Seit dem Jahre 1861 bildete Grube Dudweiler mit Jägersfreude die Berginspektion IV. Die Bergwerksdirektoren waren:

1861–1865  Leist
1865–1874 Eilert
1874–1880 Hörnecke
1880–1887 Heyder
1887–4897 Fabian
1897–1903 Kaltheuser
1903–1905 von Meer
1905 Johow
1905–1918 Neff.

Der Betrieb wurde sehr ausgedehnt. 1849/50 wurden die Scalley-Schächte abgeteuft, 1866 der Richardschacht, 1898 der Schiedebornschacht im Felde Jägersfreude, 1871 die Camphausenschächte bei Fischbach. Die Vermehrung der Belegschaft wurde anfangs aus dem Harz und dem Mansfeldischen herangezogen, später vom Hochwald und aus der bayrischen Pfalz, vereinzelt auch aus Böhmen (1866) und Ost- und Westpreußen (1871).

Schiedenbornschacht

Der Heranbildung von Steigern diente die 1873 eröffnete Bergvorschule. Zur haushälterischen Ausbildung der weiblichen bergmännischen Jugend war schon in den zwanziger Jahren eine 72 Industrieschule eingerichtet worden. 1909 wurde ein Brausebad auf der Grube hergestellt.

Von Unglücksfällen blieb die Grube Dudweiler leider nicht verschont. Am 2. Oktober 1860 fand eine Schlagwetterentzündung statt, durch die 10 Bergleute getötet und 17 verletzt wurden. Ähnlichen Unglücksfällen fielen am 26. Juli 1885 18 Bergleute und am 10. August 1908 17 Bergleute (15 Tote und 2 Schwerverwundete) zum Opfer. Bei dem großen Unglück in Camphausen am 17. März 1885 fanden 32 Bergleute aus Dudweiler den Tod.

Der Schichtlohn eines Hauers betrug im Jahre 1880 3,02 M., 1902/03 3,57 M.

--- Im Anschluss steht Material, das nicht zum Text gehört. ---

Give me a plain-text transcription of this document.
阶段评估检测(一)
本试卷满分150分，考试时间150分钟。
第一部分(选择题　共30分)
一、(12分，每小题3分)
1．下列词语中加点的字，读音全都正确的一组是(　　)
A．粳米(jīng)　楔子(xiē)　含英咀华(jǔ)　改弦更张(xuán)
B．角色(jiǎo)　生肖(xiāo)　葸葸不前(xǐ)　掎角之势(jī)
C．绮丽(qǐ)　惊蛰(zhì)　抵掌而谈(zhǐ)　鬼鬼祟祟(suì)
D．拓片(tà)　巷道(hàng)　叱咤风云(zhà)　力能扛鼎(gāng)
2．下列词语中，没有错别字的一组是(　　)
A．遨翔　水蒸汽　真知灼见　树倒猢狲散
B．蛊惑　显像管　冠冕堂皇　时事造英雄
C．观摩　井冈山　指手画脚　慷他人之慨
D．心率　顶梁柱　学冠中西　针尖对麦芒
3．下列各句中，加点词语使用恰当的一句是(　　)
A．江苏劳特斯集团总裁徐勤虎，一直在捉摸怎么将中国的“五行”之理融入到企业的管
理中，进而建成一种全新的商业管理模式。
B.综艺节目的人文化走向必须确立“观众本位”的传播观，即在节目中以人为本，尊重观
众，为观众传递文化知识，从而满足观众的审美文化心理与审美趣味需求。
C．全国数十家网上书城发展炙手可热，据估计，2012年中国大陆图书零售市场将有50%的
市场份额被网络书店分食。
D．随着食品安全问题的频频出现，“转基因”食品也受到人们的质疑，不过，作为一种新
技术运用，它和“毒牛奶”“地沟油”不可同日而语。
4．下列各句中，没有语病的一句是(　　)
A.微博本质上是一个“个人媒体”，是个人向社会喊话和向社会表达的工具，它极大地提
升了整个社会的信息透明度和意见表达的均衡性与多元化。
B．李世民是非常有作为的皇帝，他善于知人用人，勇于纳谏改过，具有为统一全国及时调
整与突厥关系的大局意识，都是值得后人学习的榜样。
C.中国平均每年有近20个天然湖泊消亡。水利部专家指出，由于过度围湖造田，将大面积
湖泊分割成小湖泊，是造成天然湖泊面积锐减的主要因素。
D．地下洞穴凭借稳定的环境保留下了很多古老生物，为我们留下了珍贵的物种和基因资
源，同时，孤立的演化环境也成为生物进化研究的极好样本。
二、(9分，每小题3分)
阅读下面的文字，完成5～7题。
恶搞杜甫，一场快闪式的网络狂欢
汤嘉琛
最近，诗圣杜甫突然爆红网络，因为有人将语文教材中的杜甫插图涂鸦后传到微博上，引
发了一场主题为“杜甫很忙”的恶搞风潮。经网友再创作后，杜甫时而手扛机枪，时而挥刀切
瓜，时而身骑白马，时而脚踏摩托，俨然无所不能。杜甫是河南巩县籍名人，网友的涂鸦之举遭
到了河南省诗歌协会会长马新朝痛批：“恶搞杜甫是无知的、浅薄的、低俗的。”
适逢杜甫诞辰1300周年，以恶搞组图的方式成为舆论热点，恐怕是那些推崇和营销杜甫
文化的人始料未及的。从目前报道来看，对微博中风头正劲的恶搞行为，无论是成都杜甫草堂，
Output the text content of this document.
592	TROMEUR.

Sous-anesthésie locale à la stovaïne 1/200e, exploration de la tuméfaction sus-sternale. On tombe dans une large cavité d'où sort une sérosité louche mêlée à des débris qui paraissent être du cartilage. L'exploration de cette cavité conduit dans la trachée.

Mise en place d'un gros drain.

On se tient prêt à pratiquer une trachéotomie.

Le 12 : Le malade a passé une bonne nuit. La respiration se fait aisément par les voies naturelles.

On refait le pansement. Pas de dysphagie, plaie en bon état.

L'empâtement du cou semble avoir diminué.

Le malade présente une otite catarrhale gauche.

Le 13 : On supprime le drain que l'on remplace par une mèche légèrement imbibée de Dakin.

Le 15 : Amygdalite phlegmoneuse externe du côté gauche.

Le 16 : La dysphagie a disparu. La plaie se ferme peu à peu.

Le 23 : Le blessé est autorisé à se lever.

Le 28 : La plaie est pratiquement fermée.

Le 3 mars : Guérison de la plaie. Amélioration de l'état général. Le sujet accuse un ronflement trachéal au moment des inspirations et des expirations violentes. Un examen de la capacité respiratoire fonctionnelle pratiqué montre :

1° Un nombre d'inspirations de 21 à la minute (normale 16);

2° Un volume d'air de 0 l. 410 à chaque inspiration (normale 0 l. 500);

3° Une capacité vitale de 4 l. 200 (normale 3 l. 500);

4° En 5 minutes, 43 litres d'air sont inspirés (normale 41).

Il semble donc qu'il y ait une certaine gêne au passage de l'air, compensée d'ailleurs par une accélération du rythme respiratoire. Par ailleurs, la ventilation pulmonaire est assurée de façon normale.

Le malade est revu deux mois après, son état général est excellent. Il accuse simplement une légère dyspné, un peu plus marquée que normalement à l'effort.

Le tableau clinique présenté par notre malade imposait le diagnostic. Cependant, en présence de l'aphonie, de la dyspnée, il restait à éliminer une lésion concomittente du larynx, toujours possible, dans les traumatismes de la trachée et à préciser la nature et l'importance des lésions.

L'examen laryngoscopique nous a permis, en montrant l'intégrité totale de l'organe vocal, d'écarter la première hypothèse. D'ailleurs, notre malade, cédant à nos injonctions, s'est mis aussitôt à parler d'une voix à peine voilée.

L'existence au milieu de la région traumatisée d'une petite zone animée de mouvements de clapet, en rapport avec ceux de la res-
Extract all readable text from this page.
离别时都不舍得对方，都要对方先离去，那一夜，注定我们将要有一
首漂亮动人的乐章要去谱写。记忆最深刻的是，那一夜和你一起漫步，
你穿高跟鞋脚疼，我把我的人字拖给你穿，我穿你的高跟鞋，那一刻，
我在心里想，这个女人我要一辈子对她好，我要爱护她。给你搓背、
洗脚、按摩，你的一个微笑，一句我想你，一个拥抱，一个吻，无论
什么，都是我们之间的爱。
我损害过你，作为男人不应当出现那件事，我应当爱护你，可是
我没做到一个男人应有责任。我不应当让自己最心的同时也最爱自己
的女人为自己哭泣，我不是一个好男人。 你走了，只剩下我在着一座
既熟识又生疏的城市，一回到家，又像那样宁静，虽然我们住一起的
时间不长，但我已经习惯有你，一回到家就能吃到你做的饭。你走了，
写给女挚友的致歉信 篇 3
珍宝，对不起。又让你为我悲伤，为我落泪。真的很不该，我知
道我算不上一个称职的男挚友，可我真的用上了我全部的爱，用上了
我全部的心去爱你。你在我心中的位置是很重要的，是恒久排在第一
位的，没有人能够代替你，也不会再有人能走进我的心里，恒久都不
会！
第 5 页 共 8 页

In Dudweiler wurden im Jahre 1903 20 Flöze mit einer Tiefe von 410 m abgebaut.

Über den wirtschaftlichen Zustand der Gemeinde Dudweiler werden wir durch Verhandlungen des Bürgermeisteramtes im Anfang des Jahres 1856 unterrichtet. Von der Kgl. Bergverwaltung war die Ablösung der Berechtigungen vorgeschlagen worden, die den Gemeinden Dudweiler, Sulzbach und Friedrichsthal in den Königlichen Waldungen zustanden. Diese Berechtigungen bestanden in der Entnahme von Reisern und Spänen in den Holzschlägen, der Stöcke, des Streulaubes, des Raff- und Leseholzes, ferner in dem Recht auf Windbrüche und Windfälle, sowie auf die Gipfel des Bau- und Nutzholzes 1. Klasse, endlich in dem Weiderecht (Langhalm und Schmalzweide). Diese Berechtigungen wurden als eine große Wohltat für den größten Teil der Bevölkerung empfunden, ohne daß die Waldungen ernstlichen Schaden dadurch gelitten hätten.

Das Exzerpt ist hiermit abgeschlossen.